'Faster benefits needed' to stop more child poverty
A classroom of children a day could fall into poverty unless benefits changes are brought in sooner, an independent think thank has claimed.
IPPR Scotland said if family income supplement measures were not introduced quickly, 50,000 more youngsters would be affected by 2023-24.
That is the equivalent of 25 children a day entering relative poverty.
The Scottish government has already said its new family income supplement is to be rolled out in 2022.
But IPPR Scotland said action should be taken before the next Holyrood election in May 2021.
It also cited "UK benefits cuts" leading to falling living standards.
It comes after the Scottish government's advisers at the Poverty and Inequality Commission urged ministers to introduce the family income supplement initiative sooner.
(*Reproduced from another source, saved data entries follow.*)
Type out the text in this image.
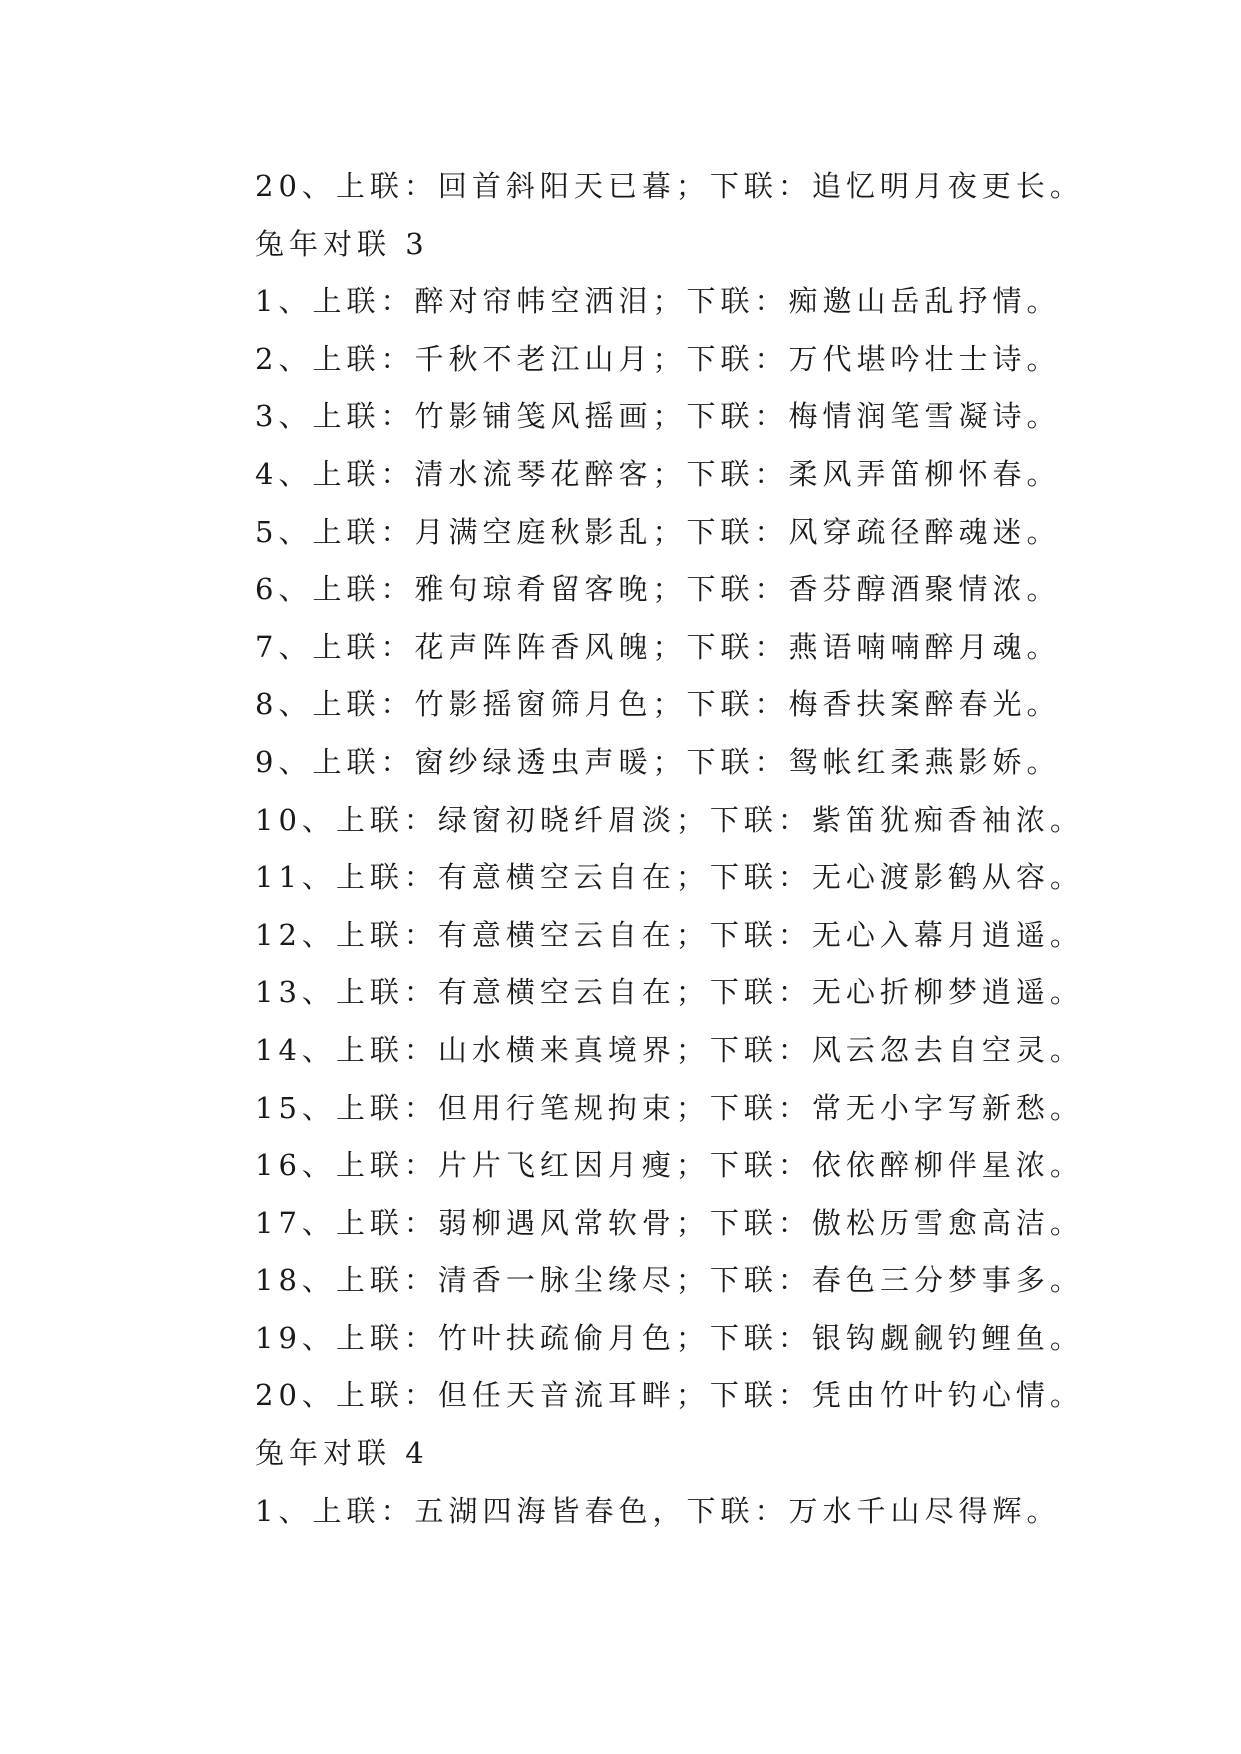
20、上联：回首斜阳天已暮；下联：追忆明月夜更长。
兔年对联 3
1、上联：醉对帘帏空洒泪；下联：痴邀山岳乱抒情。
2、上联：千秋不老江山月；下联：万代堪吟壮士诗。
3、上联：竹影铺笺风摇画；下联：梅情润笔雪凝诗。
4、上联：清水流琴花醉客；下联：柔风弄笛柳怀春。
5、上联：月满空庭秋影乱；下联：风穿疏径醉魂迷。
6、上联：雅句琼肴留客晚；下联：香芬醇酒聚情浓。
7、上联：花声阵阵香风魄；下联：燕语喃喃醉月魂。
8、上联：竹影摇窗筛月色；下联：梅香扶案醉春光。
9、上联：窗纱绿透虫声暖；下联：鸳帐红柔燕影娇。
10、上联：绿窗初晓纤眉淡；下联：紫笛犹痴香袖浓。
11、上联：有意横空云自在；下联：无心渡影鹤从容。
12、上联：有意横空云自在；下联：无心入幕月逍遥。
13、上联：有意横空云自在；下联：无心折柳梦逍遥。
14、上联：山水横来真境界；下联：风云忽去自空灵。
15、上联：但用行笔规拘束；下联：常无小字写新愁。
16、上联：片片飞红因月瘦；下联：依依醉柳伴星浓。
17、上联：弱柳遇风常软骨；下联：傲松历雪愈高洁。
18、上联：清香一脉尘缘尽；下联：春色三分梦事多。
19、上联：竹叶扶疏偷月色；下联：银钩觑觎钓鲤鱼。
20、上联：但任天音流耳畔；下联：凭由竹叶钓心情。
兔年对联 4
1、上联：五湖四海皆春色，下联：万水千山尽得辉。
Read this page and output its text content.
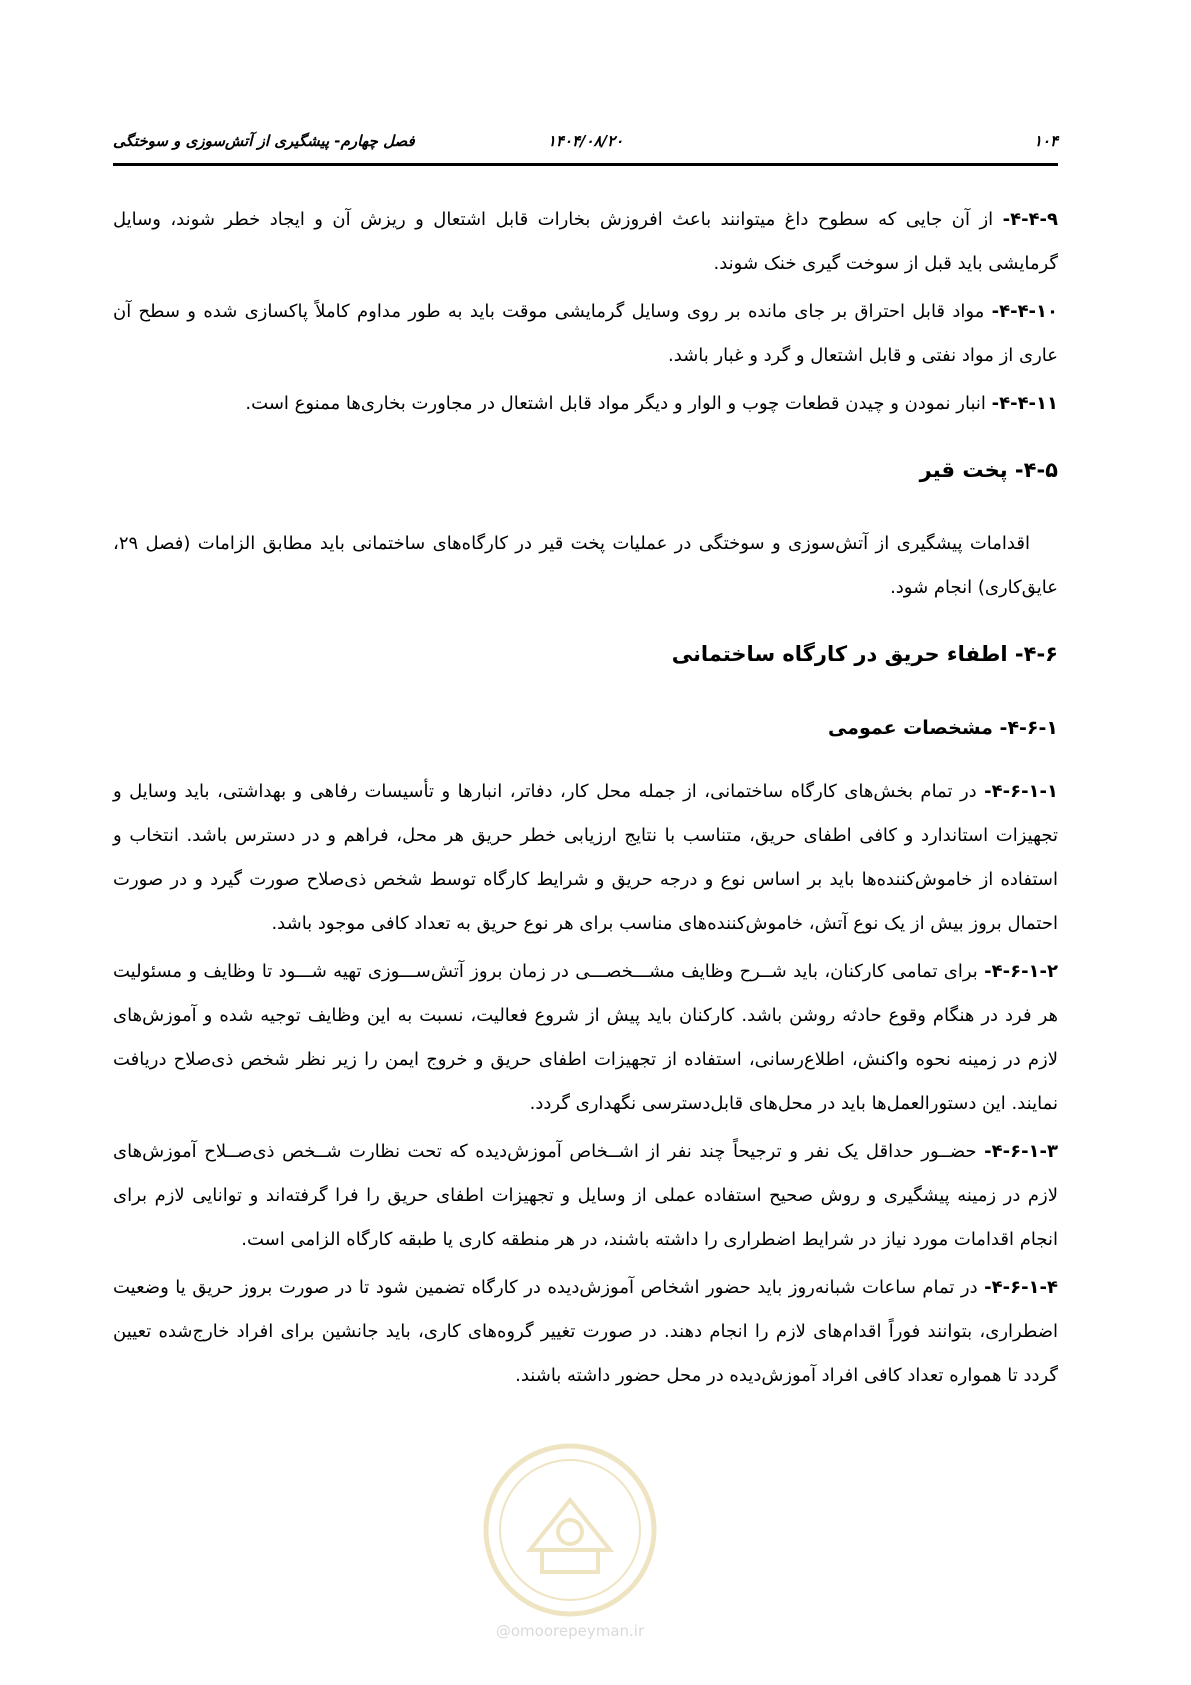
۱۰۴
۱۴۰۴/۰۸/۲۰
فصل چهارم- پیشگیری از آتش‌سوزی و سوختگی

۴-۴-۹- از آن جایی که سطوح داغ میتوانند باعث افروزش بخارات قابل اشتعال و ریزش آن و ایجاد خطر شوند، وسایل گرمایشی باید قبل از سوخت گیری خنک شوند.

۴-۴-۱۰- مواد قابل احتراق بر جای مانده بر روی وسایل گرمایشی موقت باید به طور مداوم کاملاً پاکسازی شده و سطح آن عاری از مواد نفتی و قابل اشتعال و گرد و غبار باشد.

۴-۴-۱۱- انبار نمودن و چیدن قطعات چوب و الوار و دیگر مواد قابل اشتعال در مجاورت بخاری‌ها ممنوع است.

۴-۵- پخت قیر

اقدامات پیشگیری از آتش‌سوزی و سوختگی در عملیات پخت قیر در کارگاه‌های ساختمانی باید مطابق الزامات (فصل ۲۹، عایق‌کاری) انجام شود.

۴-۶- اطفاء حریق در کارگاه ساختمانی
۴-۶-۱- مشخصات عمومی

۴-۶-۱-۱- در تمام بخش‌های کارگاه ساختمانی، از جمله محل کار، دفاتر، انبارها و تأسیسات رفاهی و بهداشتی، باید وسایل و تجهیزات استاندارد و کافی اطفای حریق، متناسب با نتایج ارزیابی خطر حریق هر محل، فراهم و در دسترس باشد. انتخاب و استفاده از خاموش‌کننده‌ها باید بر اساس نوع و درجه حریق و شرایط کارگاه توسط شخص ذی‌صلاح صورت گیرد و در صورت احتمال بروز بیش از یک نوع آتش، خاموش‌کننده‌های مناسب برای هر نوع حریق به تعداد کافی موجود باشد.

۴-۶-۱-۲- برای تمامی کارکنان، باید شــرح وظایف مشـــخصـــی در زمان بروز آتش‌ســـوزی تهیه شـــود تا وظایف و مسئولیت هر فرد در هنگام وقوع حادثه روشن باشد. کارکنان باید پیش از شروع فعالیت، نسبت به این وظایف توجیه شده و آموزش‌های لازم در زمینه نحوه واکنش، اطلاع‌رسانی، استفاده از تجهیزات اطفای حریق و خروج ایمن را زیر نظر شخص ذی‌صلاح دریافت نمایند. این دستورالعمل‌ها باید در محل‌های قابل‌دسترسی نگهداری گردد.

۴-۶-۱-۳- حضــور حداقل یک نفر و ترجیحاً چند نفر از اشــخاص آموزش‌دیده که تحت نظارت شــخص ذی‌صــلاح آموزش‌های لازم در زمینه پیشگیری و روش صحیح استفاده عملی از وسایل و تجهیزات اطفای حریق را فرا گرفته‌اند و توانایی لازم برای انجام اقدامات مورد نیاز در شرایط اضطراری را داشته باشند، در هر منطقه کاری یا طبقه کارگاه الزامی است.

۴-۶-۱-۴- در تمام ساعات شبانه‌روز باید حضور اشخاص آموزش‌دیده در کارگاه تضمین شود تا در صورت بروز حریق یا وضعیت اضطراری، بتوانند فوراً اقدام‌های لازم را انجام دهند. در صورت تغییر گروه‌های کاری، باید جانشین برای افراد خارج‌شده تعیین گردد تا همواره تعداد کافی افراد آموزش‌دیده در محل حضور داشته باشند.

@omoorepeyman.ir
- One in five living in poverty in Scotland
- Full timetable for rollout of Scots welfare agency
- Scottish child poverty report backs new and top-up benefits
IPPR Scotland director Russell Gunson said: "It's not right that almost a quarter of children in Scotland are locked into poverty. And without action that figure is due to rise dramatically.
"Much of the increases in poverty in Scotland come from UK benefit cuts and a UK economy that has failed to maintain, let alone improve, living standards.
"But here in Scotland, there's more we can do. Every day, every week and every month of delay matters."
He added: "The Scottish government has promised to introduce an income supplement as part of wider plans to help to reduce child poverty.
"This is a golden opportunity to help tens of thousands of children escape poverty in Scotland.
"But given increasing child poverty rates, we want to see urgent action to make a start earlier than planned.
"We believe the Scottish government can, and should, bring forward plans for an income supplement before the end of this parliament, and to consider an interim payment before this."
The Poverty and Inequality Commission has said the Scottish government would need to invest "considerably more" on tackling child poverty if it is to meet legally binding targets it has set.
Holyrood has already committed to cutting relative child poverty to less than 10% by 2030-31, while reducing absolute child poverty to below 5%.
But figures showed almost a quarter (23%) of children were living in relative poverty in 2016-17, with this forecast to increase to 27% by 2023-24.
A Scottish government spokeswoman said: "Our first Tackling Child Poverty Delivery Plan, published last year, outlines the actions to be taken between 2018-22 - including working towards the development of a new income supplement.
"We have been doing just that and have involved stakeholders, including IPPR, in that work. A one-year progress report will be given to parliament in June."
The UK government said it was tackling the issue, with absolute poverty in Scotland "now lower than in 2010 and unemployment at a record low".
A spokesman for the Department of Work and Pensions said: "But we recognise some families need more support and that's why we continue to spend £95bn a year on working-age benefits to help ensure every child has the best start in life.
"Scotland has significant welfare powers to make further changes and can top-up existing benefits, pay discretionary payments and create entirely new benefits altogether."